As usual, this is my educated guess on this activity;These vehicles are called "preproduction". Is that how EM justifies selling these vehicles before the Spot IN Line people?
The 'production' designation is like a promise, to give this segment of customers the safety tested version that everyone else gets. One other thing expected is to qualify by federal standards and licensing. But BOTH the pre-100 and regular production will have crash tested, licensed and warrantied product.
So yes, pretty much a 'pre-' designation is justification, but it has a good purpose to give EM a chance to do deeper 'product' testing, and be paid well for it. It IS a good service to the bulk customer, since this moves the effort along. ANYTHING that will do that, I'm all for it.

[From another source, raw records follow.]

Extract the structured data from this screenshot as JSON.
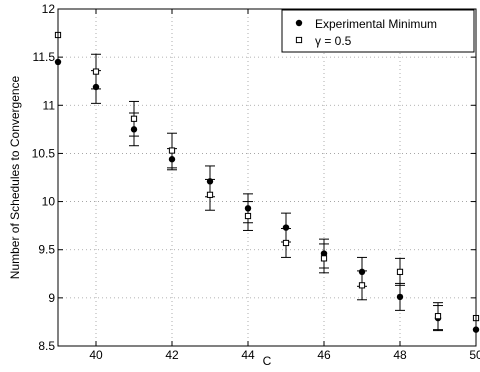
{
  "chart_data": {
    "type": "scatter",
    "xlabel": "C",
    "ylabel": "Number of Schedules to Convergence",
    "xlim": [
      39,
      50
    ],
    "ylim": [
      8.5,
      12
    ],
    "xticks": [
      40,
      42,
      44,
      46,
      48,
      50
    ],
    "yticks": [
      8.5,
      9,
      9.5,
      10,
      10.5,
      11,
      11.5,
      12
    ],
    "grid": true,
    "legend_position": "top-right",
    "series": [
      {
        "name": "Experimental Minimum",
        "marker": "filled-circle",
        "x": [
          39,
          40,
          41,
          42,
          43,
          44,
          45,
          46,
          47,
          48,
          49,
          50
        ],
        "y": [
          11.45,
          11.19,
          10.75,
          10.44,
          10.21,
          9.93,
          9.73,
          9.46,
          9.27,
          9.01,
          8.79,
          8.67
        ],
        "yerr": [
          null,
          0.17,
          0.17,
          0.11,
          0.16,
          0.15,
          0.15,
          0.15,
          0.15,
          0.14,
          0.13,
          null
        ]
      },
      {
        "name": "γ = 0.5",
        "marker": "open-square",
        "x": [
          39,
          40,
          41,
          42,
          43,
          44,
          45,
          46,
          47,
          48,
          49,
          50
        ],
        "y": [
          11.73,
          11.35,
          10.86,
          10.53,
          10.07,
          9.85,
          9.57,
          9.41,
          9.13,
          9.27,
          8.81,
          8.79
        ],
        "yerr": [
          null,
          0.18,
          0.18,
          0.18,
          0.16,
          0.15,
          0.15,
          0.15,
          0.15,
          0.14,
          0.14,
          null
        ]
      }
    ]
  }
}
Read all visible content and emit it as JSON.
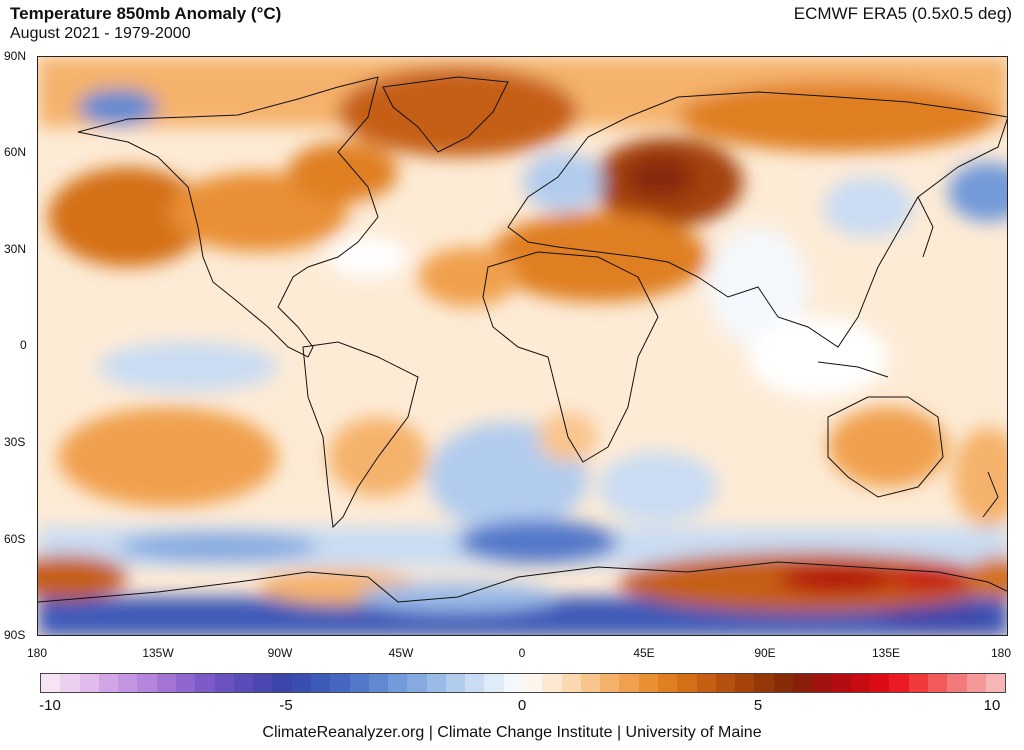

However, you must recognize this 100 is not specifically for safety, this is for reliability primarily and only for safety as it relates to well-used hardware. So as far as product liability and safety liability, there is very little more risk in pre-sales compared to the first 1000 production version Elios. In fact this is a lot lower risk than going directly to unqualified and unknown customer types.
I live 5 miles from an old GM testing track. GM would spend millions to road test for reliability. This Elio pre-production method actually makes money for Elio. Partly Elio can do this because the Elio is sticking to very standard design and engineering for the suspension with fewer variables, so reduced risk.
SO about racing, that use of the 100 would introduce unknown legal risks with very little applicability to the intended customer. It would not be real-world. OK the test customer is not real-world either, but much more so, by design, than racing would be. Race hardening is good, but real world testing is more on-target at the moment.